Once a racing driver gets acquainted with the response and incredible poke of thoroughbred racing cars, they often seem to grow tired of the road-going toys. That’s why getting a seasoned veteran to praise the GT2 RS is a large part of why this car is so endlessly fascinating to the avid track rat. Few road cars have the purpose and focus that can genuinely wow a professional on the circuit, so when Andy Pilgrim, SPEED World Challenge GT Champion, waxes lyrical about how stellar this car is and proceeds to set a new production car record at NCM Motorsports Park, you can’t help but feel some reverence for this beast.

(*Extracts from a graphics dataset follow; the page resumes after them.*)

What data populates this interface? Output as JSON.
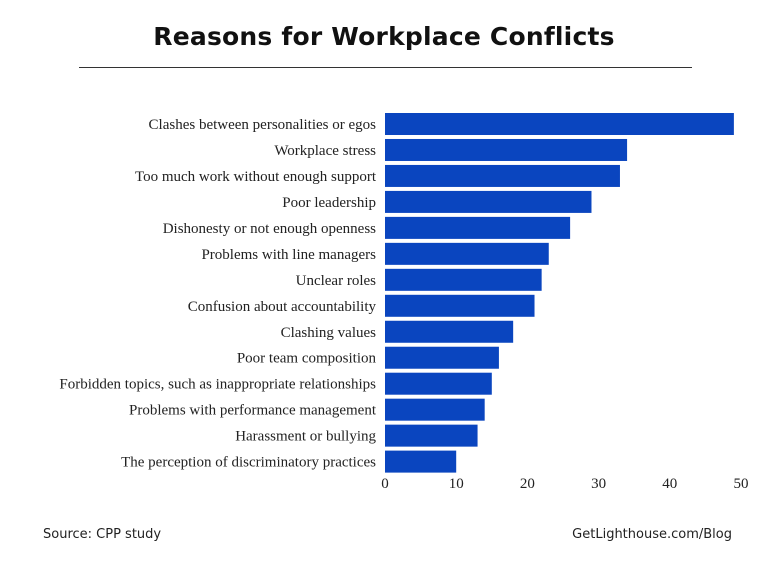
{
  "chart_data": {
    "type": "bar",
    "orientation": "horizontal",
    "title": "Reasons for Workplace Conflicts",
    "categories": [
      "Clashes between personalities or egos",
      "Workplace stress",
      "Too much work without enough support",
      "Poor leadership",
      "Dishonesty or not enough openness",
      "Problems with line managers",
      "Unclear roles",
      "Confusion about accountability",
      "Clashing values",
      "Poor team composition",
      "Forbidden topics, such as inappropriate relationships",
      "Problems with performance management",
      "Harassment or bullying",
      "The perception of discriminatory practices"
    ],
    "values": [
      49,
      34,
      33,
      29,
      26,
      23,
      22,
      21,
      18,
      16,
      15,
      14,
      13,
      10
    ],
    "xlim": [
      0,
      50
    ],
    "xticks": [
      "0",
      "10",
      "20",
      "30",
      "40",
      "50"
    ],
    "grid": false,
    "bar_color": "#0a45bf"
  },
  "footer": {
    "source": "Source: CPP study",
    "credit": "GetLighthouse.com/Blog"
  }
}
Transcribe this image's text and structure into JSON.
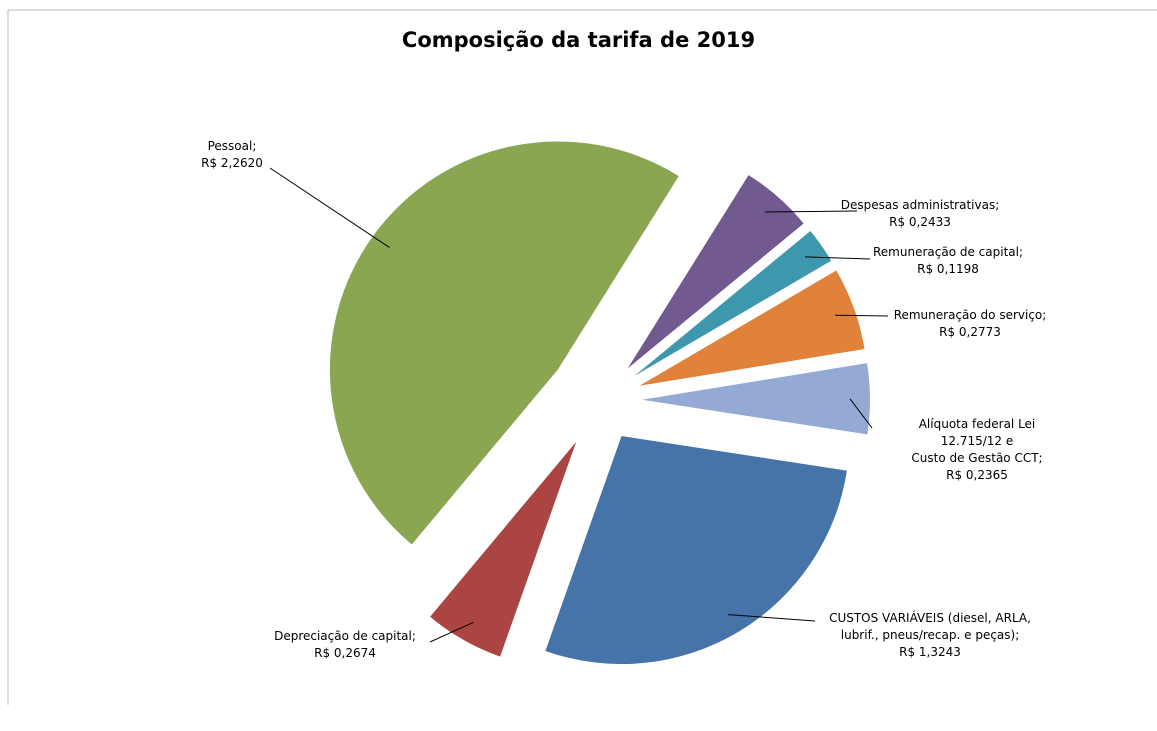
{
  "chart_data": {
    "type": "pie",
    "title": "Composição da tarifa de 2019",
    "categories": [
      "Despesas administrativas;",
      "Remuneração de capital;",
      "Remuneração do serviço;",
      "Alíquota federal Lei 12.715/12 e\nCusto de Gestão CCT;",
      "CUSTOS VARIÁVEIS (diesel, ARLA,\nlubrif., pneus/recap. e peças);",
      "Depreciação de capital;",
      "Pessoal;"
    ],
    "values": [
      0.2433,
      0.1198,
      0.2773,
      0.2365,
      1.3243,
      0.2674,
      2.262
    ],
    "value_labels": [
      "R$ 0,2433",
      "R$ 0,1198",
      "R$ 0,2773",
      "R$ 0,2365",
      "R$ 1,3243",
      "R$ 0,2674",
      "R$ 2,2620"
    ],
    "colors": [
      "#725a91",
      "#3d97ad",
      "#e0823a",
      "#94aad4",
      "#4673a8",
      "#aa4543",
      "#8aa650"
    ]
  }
}
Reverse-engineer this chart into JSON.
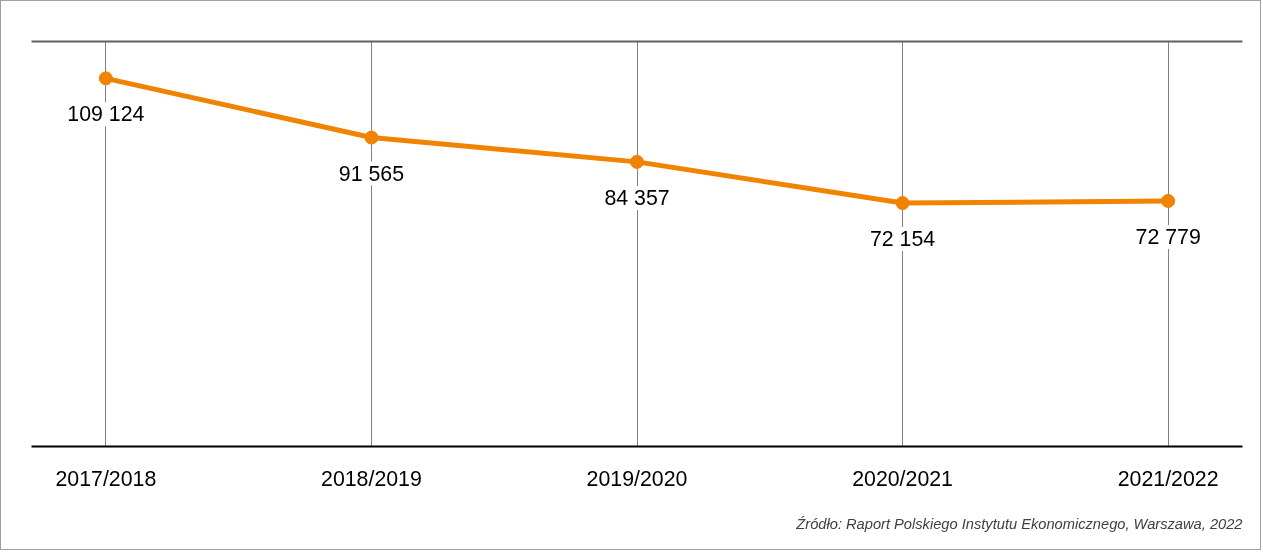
{
  "chart_data": {
    "type": "line",
    "categories": [
      "2017/2018",
      "2018/2019",
      "2019/2020",
      "2020/2021",
      "2021/2022"
    ],
    "series": [
      {
        "color": "#f08300",
        "values": [
          109124,
          91565,
          84357,
          72154,
          72779
        ]
      }
    ],
    "data_labels": true,
    "grid": "x",
    "tick_labels": "x",
    "marker": "circle",
    "line_style": "solid",
    "annotations": [
      "Źródło: Raport Polskiego Instytutu Ekonomicznego, Warszawa, 2022"
    ]
  }
}
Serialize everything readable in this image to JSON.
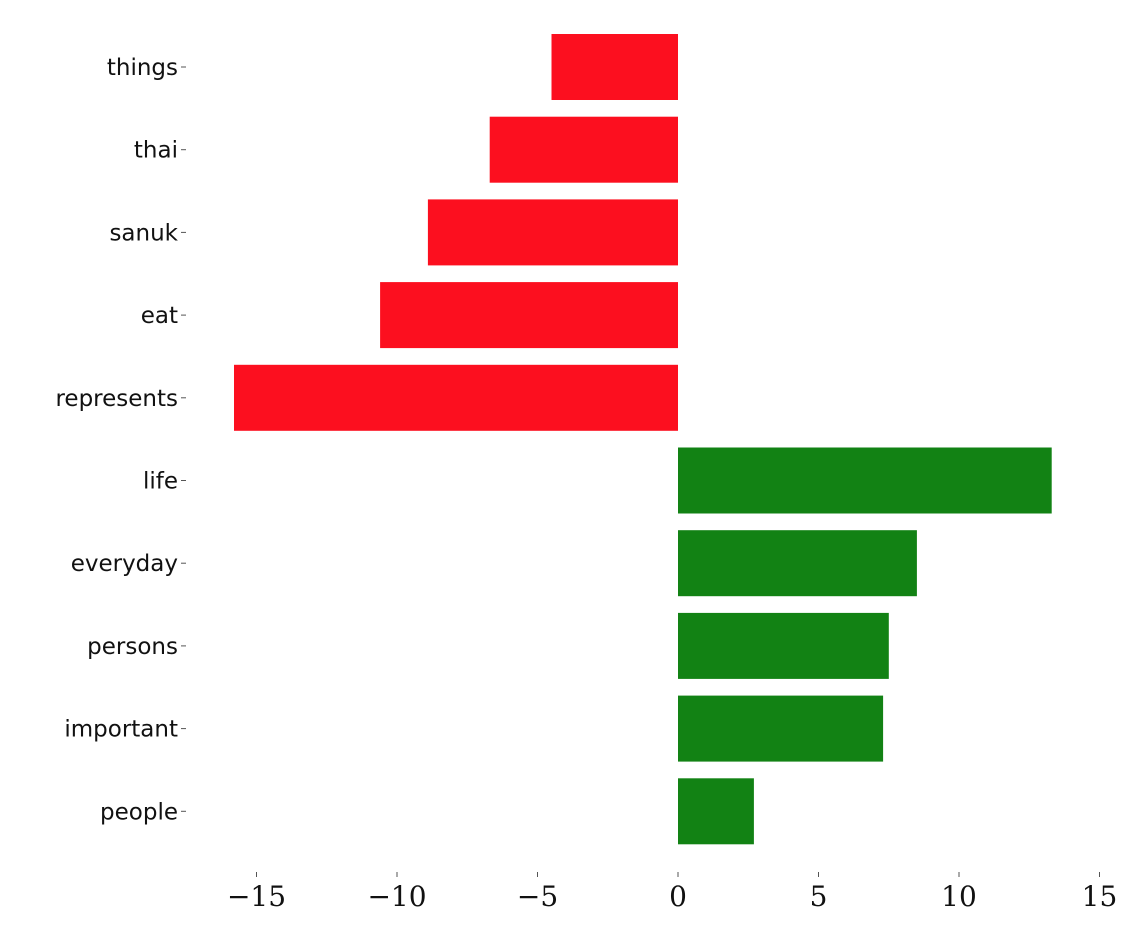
{
  "chart_data": {
    "type": "bar",
    "orientation": "horizontal",
    "categories": [
      "things",
      "thai",
      "sanuk",
      "eat",
      "represents",
      "life",
      "everyday",
      "persons",
      "important",
      "people"
    ],
    "values": [
      -4.5,
      -6.7,
      -8.9,
      -10.6,
      -15.8,
      13.3,
      8.5,
      7.5,
      7.3,
      2.7
    ],
    "x_ticks": [
      -15,
      -10,
      -5,
      0,
      5,
      10,
      15
    ],
    "x_tick_labels": [
      "−15",
      "−10",
      "−5",
      "0",
      "5",
      "10",
      "15"
    ],
    "xlim": [
      -16.3,
      15.5
    ],
    "title": "",
    "xlabel": "",
    "ylabel": "",
    "grid": false,
    "legend": "none",
    "colors": {
      "negative": "#fc0f1f",
      "positive": "#128214"
    }
  }
}
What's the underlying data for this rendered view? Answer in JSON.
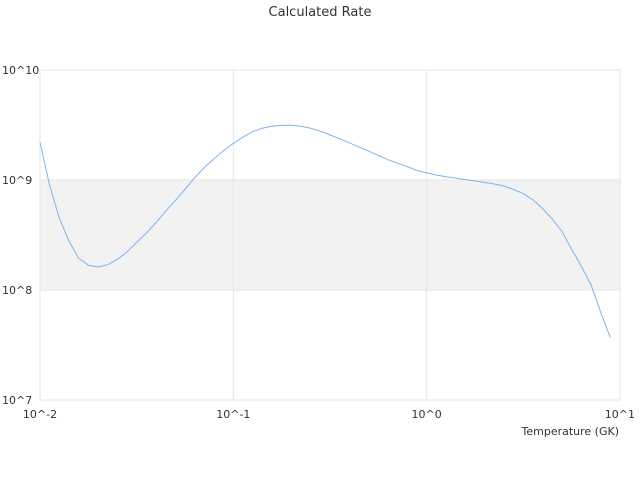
{
  "chart_data": {
    "type": "line",
    "title": "Calculated Rate",
    "xlabel": "Temperature (GK)",
    "ylabel": "",
    "x_scale": "log",
    "y_scale": "log",
    "xlim": [
      0.01,
      10
    ],
    "ylim": [
      10000000,
      10000000000
    ],
    "x_tick_labels": [
      "10^-2",
      "10^-1",
      "10^0",
      "10^1"
    ],
    "y_tick_labels": [
      "10^7",
      "10^8",
      "10^9",
      "10^10"
    ],
    "grid": true,
    "band": {
      "from": 100000000,
      "to": 1000000000,
      "color": "#f2f2f2"
    },
    "series": [
      {
        "color": "#7cb5ec",
        "x": [
          0.01,
          0.0112,
          0.0126,
          0.0141,
          0.0158,
          0.0178,
          0.02,
          0.0224,
          0.0251,
          0.0282,
          0.0316,
          0.0355,
          0.0398,
          0.0447,
          0.0501,
          0.0562,
          0.0631,
          0.0708,
          0.0794,
          0.0891,
          0.1,
          0.112,
          0.126,
          0.141,
          0.158,
          0.178,
          0.2,
          0.224,
          0.251,
          0.282,
          0.316,
          0.355,
          0.398,
          0.447,
          0.501,
          0.562,
          0.631,
          0.708,
          0.794,
          0.891,
          1.0,
          1.12,
          1.26,
          1.41,
          1.58,
          1.78,
          2.0,
          2.24,
          2.51,
          2.82,
          3.16,
          3.55,
          3.98,
          4.47,
          5.01,
          5.62,
          6.31,
          7.08,
          7.94,
          8.91
        ],
        "y": [
          2200000000,
          900000000,
          450000000,
          280000000,
          195000000,
          168000000,
          162000000,
          170000000,
          190000000,
          222000000,
          270000000,
          330000000,
          410000000,
          520000000,
          650000000,
          820000000,
          1050000000,
          1300000000,
          1560000000,
          1850000000,
          2150000000,
          2450000000,
          2750000000,
          2960000000,
          3080000000,
          3150000000,
          3150000000,
          3080000000,
          2950000000,
          2780000000,
          2570000000,
          2370000000,
          2180000000,
          1990000000,
          1830000000,
          1670000000,
          1530000000,
          1420000000,
          1320000000,
          1220000000,
          1160000000,
          1110000000,
          1070000000,
          1040000000,
          1010000000,
          980000000,
          950000000,
          920000000,
          880000000,
          820000000,
          750000000,
          660000000,
          550000000,
          440000000,
          340000000,
          235000000,
          165000000,
          112000000,
          63000000,
          37000000
        ]
      }
    ]
  }
}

It’s not only the squat stance, neck-stiffening grip, and straightline speed that appeal to Pilgrim. The fit and finish is top-notch, and with the number of options available to one looking to customize, the GT2 RS is also a tinkerer’s toy which can be admired standing still. This is no spartan, scruffy track car—it’s a jewel that actually corners.
It’s good to have this car in the hands of a few pros to see the full breadth of its abilities. Mike Skeen showed us recently how capable the car is at administering its grunt on a slow-speed track, and Pilgrim shows us its high-speed manners. His smooth driving almost masks the outrageous speeds he’s carrying, though we get to see the stability the aero kit offers as he passes the triple-digit mark.
Note Pilgrim’s careful usage of curbs; how he nudges some when the car is unloaded but avoiding them at higher speeds—something Chris Harris forgot to do when testing a fettled version of the GT2 RS and suffered a pant-wetting moment as a result. In fact, Pilgrim notes how using a lot of curb “makes the car quite unstable” and we can see how the bouncing at 5:10 could upset the car if the speeds were greater.
As the speeds increase, the car seems to work better, and a mild wobble at 135 miles an hour (5:23) is easily held. With the feedback, aero grip, and relatively mild breakaway, this monster is still controllable and encouraging—which is not something many 700-horsepower cars can boast about.